Cuando son jóvenes, procuran pasar inadvertidos y sus cambios de humor suelen masticarlos a dentelladas antes de salir de la cocina cerebral, para no dar una visión de debilidad y desconfianza. En ocasiones no pueden evitar que la exigencia de un principio se traduzca en un sentido brusco de abordar engañosamente los problemas más acuciantes, de los que casi siempre son incapaces de resolver por la única razón de no dar a nada la importancia que se merece que no sea su postulación al triunfo, mientras que a medida van cumpliendo años, esos ataques de ira camuflada, repentina y premeditada se duermen antes de aparecer en una actitud pasiva y jamás desafiante. Sin duda en este capítulo de reconocimiento estamos refiriéndonos al género humano en general, no a empresarios ni a políticos, ni siquiera a psiquiatras empedernidos de insaciables actitudes y al descubierto de sus disfrazados misterios cobijados en sus instintos, ejercidos en ambientes hospitalarios, otros con un sentido oficioso y organizado que nunca se consideran distantes en este mundanal ruido, cuando emergen los aplausos en un auditórium repleto de curiosos, farsantes y gentes que a lo mejor son sus vecinos, que creen que con solo alabarles van a conseguir un regalo a corto plazo, lo que hace que mientras dure el evento, un eco de complicidad reine por lo mucho que se dice y no termina de matizarse.

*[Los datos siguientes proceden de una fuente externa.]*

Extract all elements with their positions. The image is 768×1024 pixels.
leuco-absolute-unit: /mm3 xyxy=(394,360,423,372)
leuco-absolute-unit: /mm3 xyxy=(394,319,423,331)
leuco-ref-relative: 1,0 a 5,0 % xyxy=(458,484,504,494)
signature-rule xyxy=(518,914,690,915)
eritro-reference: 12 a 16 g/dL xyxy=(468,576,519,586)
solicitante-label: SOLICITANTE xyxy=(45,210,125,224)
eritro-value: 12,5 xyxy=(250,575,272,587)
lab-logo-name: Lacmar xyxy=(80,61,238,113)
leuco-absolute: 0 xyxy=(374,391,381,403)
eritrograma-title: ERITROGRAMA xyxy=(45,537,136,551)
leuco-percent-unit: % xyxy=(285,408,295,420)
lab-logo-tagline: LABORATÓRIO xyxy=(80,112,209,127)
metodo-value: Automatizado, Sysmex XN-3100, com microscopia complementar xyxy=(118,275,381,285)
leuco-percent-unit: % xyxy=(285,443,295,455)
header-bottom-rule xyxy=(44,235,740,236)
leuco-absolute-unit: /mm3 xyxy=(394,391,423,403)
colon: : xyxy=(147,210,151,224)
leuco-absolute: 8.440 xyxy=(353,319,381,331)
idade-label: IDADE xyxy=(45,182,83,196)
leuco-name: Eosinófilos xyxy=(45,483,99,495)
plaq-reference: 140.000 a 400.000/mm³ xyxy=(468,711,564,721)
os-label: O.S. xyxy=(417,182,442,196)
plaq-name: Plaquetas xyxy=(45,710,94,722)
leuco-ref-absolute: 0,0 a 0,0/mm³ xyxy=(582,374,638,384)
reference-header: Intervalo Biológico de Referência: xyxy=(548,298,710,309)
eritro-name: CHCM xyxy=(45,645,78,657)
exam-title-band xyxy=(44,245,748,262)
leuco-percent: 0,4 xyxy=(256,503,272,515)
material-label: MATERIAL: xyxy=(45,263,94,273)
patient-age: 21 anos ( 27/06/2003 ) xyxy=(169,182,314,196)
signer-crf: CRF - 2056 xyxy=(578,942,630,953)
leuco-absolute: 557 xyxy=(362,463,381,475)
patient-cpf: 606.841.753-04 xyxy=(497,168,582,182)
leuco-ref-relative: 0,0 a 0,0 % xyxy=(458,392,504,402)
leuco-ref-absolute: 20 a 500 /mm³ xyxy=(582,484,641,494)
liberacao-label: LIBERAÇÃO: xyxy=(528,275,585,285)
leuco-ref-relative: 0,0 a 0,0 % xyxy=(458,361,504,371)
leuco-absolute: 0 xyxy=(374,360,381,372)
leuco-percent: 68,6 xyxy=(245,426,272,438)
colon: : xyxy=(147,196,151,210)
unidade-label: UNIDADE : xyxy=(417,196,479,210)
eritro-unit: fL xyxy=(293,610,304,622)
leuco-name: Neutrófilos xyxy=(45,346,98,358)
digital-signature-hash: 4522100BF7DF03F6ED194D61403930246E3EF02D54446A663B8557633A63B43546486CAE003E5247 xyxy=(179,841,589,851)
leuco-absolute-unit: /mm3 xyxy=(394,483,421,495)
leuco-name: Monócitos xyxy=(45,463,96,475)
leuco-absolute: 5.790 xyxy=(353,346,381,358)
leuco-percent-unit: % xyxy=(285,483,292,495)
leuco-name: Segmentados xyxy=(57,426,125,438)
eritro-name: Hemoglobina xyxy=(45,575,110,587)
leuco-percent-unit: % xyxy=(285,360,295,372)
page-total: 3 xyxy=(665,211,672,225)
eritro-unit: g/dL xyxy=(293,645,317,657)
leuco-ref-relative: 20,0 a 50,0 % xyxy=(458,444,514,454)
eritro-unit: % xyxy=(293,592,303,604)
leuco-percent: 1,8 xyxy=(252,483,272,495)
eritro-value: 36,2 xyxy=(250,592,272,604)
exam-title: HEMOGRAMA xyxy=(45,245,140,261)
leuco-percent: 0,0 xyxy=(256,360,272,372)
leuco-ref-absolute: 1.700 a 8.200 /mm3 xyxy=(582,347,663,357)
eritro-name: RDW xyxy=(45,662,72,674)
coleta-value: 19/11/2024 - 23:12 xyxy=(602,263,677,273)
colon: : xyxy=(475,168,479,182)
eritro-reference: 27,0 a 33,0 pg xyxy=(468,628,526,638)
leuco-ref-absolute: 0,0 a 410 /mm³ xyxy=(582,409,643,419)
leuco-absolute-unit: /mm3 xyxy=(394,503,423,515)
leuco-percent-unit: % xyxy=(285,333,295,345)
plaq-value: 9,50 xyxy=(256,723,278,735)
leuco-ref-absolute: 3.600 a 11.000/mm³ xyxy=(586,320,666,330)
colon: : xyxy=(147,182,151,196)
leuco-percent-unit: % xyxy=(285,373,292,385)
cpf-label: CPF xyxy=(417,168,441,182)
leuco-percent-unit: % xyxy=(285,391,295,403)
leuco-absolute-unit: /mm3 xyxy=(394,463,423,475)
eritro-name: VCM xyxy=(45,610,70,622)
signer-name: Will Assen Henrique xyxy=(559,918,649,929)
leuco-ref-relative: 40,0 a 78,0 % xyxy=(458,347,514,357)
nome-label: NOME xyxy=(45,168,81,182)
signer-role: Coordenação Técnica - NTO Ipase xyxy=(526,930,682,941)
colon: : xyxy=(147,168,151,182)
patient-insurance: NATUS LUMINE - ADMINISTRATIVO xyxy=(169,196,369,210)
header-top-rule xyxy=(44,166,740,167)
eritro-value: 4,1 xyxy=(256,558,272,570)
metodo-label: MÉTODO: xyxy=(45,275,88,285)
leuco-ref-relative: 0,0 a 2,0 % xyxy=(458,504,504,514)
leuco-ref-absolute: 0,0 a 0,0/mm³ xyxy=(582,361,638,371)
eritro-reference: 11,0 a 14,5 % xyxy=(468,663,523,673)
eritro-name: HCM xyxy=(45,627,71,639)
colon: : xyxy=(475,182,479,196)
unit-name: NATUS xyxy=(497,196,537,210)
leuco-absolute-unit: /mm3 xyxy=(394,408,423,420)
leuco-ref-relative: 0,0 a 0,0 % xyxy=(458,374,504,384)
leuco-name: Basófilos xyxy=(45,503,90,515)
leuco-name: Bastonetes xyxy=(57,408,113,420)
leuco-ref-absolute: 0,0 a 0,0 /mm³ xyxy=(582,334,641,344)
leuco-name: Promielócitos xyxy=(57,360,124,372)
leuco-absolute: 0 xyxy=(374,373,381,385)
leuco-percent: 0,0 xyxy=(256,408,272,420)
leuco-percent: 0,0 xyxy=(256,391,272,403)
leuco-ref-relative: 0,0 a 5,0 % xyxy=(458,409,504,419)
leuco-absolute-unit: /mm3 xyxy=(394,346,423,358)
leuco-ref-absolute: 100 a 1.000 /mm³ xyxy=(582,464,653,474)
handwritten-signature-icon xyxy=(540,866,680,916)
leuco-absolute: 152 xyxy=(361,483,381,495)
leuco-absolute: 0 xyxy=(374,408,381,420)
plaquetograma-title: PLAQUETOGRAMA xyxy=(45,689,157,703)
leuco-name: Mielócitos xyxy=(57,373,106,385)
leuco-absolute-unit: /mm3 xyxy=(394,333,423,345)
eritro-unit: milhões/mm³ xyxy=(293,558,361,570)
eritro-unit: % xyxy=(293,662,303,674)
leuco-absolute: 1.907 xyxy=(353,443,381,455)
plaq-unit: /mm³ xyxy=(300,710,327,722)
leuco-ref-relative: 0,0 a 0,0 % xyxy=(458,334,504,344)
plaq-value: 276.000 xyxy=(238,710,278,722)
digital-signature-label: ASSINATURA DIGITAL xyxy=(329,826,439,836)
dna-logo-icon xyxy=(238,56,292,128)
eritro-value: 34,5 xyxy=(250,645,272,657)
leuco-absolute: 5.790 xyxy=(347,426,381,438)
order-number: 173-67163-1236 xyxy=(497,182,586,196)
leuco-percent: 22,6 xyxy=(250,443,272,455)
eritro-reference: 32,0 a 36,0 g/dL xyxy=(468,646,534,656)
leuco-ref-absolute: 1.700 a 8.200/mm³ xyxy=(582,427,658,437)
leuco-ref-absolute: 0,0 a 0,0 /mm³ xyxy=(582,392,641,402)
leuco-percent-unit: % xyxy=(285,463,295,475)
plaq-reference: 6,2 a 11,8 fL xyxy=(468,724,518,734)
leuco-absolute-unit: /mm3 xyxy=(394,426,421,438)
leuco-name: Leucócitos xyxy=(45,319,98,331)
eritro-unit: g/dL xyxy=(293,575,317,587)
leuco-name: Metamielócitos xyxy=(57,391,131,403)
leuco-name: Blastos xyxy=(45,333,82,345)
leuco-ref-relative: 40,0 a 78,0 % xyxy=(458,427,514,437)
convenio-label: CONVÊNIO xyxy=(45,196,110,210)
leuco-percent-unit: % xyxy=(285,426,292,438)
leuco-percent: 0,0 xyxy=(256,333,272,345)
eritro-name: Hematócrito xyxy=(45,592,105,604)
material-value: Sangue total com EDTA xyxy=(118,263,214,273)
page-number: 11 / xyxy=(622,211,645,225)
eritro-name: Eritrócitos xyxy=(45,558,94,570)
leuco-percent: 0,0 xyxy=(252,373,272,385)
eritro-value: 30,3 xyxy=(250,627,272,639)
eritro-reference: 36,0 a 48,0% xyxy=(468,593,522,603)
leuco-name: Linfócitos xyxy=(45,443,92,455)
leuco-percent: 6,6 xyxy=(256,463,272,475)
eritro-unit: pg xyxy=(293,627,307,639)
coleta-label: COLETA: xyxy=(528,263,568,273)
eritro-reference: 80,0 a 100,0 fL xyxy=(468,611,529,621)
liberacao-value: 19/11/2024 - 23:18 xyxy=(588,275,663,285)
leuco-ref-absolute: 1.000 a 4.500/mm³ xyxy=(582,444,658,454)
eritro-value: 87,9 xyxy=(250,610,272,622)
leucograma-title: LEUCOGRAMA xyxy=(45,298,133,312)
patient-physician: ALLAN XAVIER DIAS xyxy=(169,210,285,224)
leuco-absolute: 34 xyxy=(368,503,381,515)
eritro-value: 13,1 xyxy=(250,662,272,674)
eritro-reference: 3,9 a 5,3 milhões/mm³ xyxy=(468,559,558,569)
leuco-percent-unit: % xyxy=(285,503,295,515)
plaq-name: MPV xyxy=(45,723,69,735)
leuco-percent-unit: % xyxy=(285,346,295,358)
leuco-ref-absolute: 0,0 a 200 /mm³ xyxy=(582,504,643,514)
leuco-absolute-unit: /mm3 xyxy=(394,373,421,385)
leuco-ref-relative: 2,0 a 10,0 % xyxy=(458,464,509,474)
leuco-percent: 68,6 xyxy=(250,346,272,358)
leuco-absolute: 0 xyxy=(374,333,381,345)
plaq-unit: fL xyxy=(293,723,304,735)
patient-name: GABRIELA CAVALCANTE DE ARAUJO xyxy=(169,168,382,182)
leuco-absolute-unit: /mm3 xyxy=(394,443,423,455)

Los políticos, empresarios, profesionales de toda estirpe, monjes, el pueblo llano y siempre hay que apuntillar el “no todos”, deberían pasar por una escuela antes de ejercer la medicina de la impunidad, ya fuesen abogados, economistas, periodistas, médicos, chantajistas, bandoleros de poca monta y croupier de casinos, pues lo importante sería facilitarles una vez terminado el curso, un diploma de méritos comprobados y la copia de una llave que debería tener todo el mundo que los elige para servirse de su sapiencia, la que abre la transparencia y el método para pedir explicaciones, adjuntando el sobre lacrado del castigo y un reloj de arena como souvenir para cuando la sentencia por sus bajezas se evidencie, les haga sufrir lo insoportable y el último granito de las ínfimas partículas se amontone y así dar impulso a hacer bajar la hoja severa de una guillotina certera, que debería llevar cada uno de los interpelados como un objeto accesorio de su destino. Una única forma de saber que la decepción y la corruptela tiene “premio”.

Hay que modificar los códigos de comportamiento de los licántropos arrepentidos y capaces de transformarse, además de permitir que las gacelas puedan maquillarse para defenderse y dar origen a lo irresistible, dejando que la fauna de todo bicho viviente circule libremente en un jardín de maleza enrarecida y enormes piedras volcánicas, que hay que reventarlas sin miramientos si en ellas intentan esconderse esos especímenes producidos por nuestra incompetencia benevolente, esos mismos que salen huyendo por la puerta de emergencia de las irresponsabilidades cuando fueron elegidos para velar por una vida que desprecian y el progreso evolutivo que lleva a pacificar un zoológico sin jaulas ni barreras, haciendo que la situación dantesca de los más vulnerables, de aquellos distintos que no han tenido la suerte de parecerse a ellos, gocen al menos de la libertad aun siendo sordos y mudos, o quedar ausentes de memoria ante compromisos necios y miradas intimidatorias, para ser sustituidas por prismáticos, anteojos, antifaces para ciegos y los que pretendan ser miopes, cazarles para enjuiciarles a los que ya impedidos dejan de transformarse en depredadores, cuando en realidad son unos gatitos con zarpas de tigres huraños y rabiosos.